Le liban que jai aime
Allegra MORABITO
Fille de l’ambassadeur d’Italie au Liban
Sheba Morabito, the Ambassador of Italy and Allegra Morabito
Et derrière cette chaleur, ses tensions politiques, ses roquettes, ses maladies, ses virus, sa pollution, son embouteillage omniprésent, ses ouvriers qui te sifflent chaque deux mètres en criant « kifik ya helweh », son langage incompréhensible, sa distance qui sépare un endroit de l’autre, son manque de propreté, sa corruption, ses promesses jamais respectées, sa propagande, sa censure, sa discrimination, ses accidents de voitures, ses lois ignorées, ses odeurs variées, ses chansons qui ne cessent de répéter « habibi » et « hayeteh », sa température qui passe de 10 degrés à 30 degrés d’un jour à l’autre, l’absence d’un président, ses ruines oubliées, je sais que le Liban va me manquer.
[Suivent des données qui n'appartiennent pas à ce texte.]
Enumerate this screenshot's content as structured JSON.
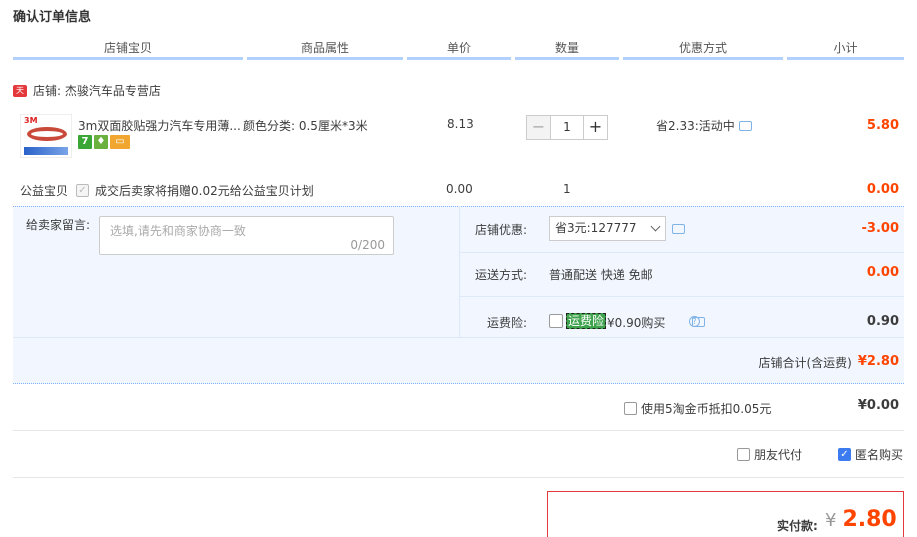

Je sais que devant chaque plat de pâtes, je penserai au taboulé et au fattouche, au kebbé et à la man’oucheh, à la labné et au hommos, à la limonade et au jellab, au taouk et au kafta, à la fraîcheur des fruits et des légumes, à l’achta et au kneffeh, aux pistaches et aux noisettes.
Je sais que ses lumières et ses feux d’artifice quotidiens, sa vivacité et sa gaieté, ses night-clubs et ses restaurants me manqueront.
Je sais que les grosses lèvres et les seins qui semblent toucher le sol de certaines Libanaises, le botox excessif et les nez invisibles, retroussés, alimenteront mes moments de tristesse.
Je sais que le mélange de langues dans chaque phrase accompagnée d’un « Hi ! Ça va ? Chou, tu as fait quoi hier, hayeteh ? », les insultes qui occupent 60 % des phrases n’accompagneront plus mes conversations. Et, bizarrement, après quatre ans ici, se convaincre d’arrêter d’utiliser « ya3ne », « enno », « an jad », « walaw », « hayeteh »… chaque deux mots sera un combat pour moi.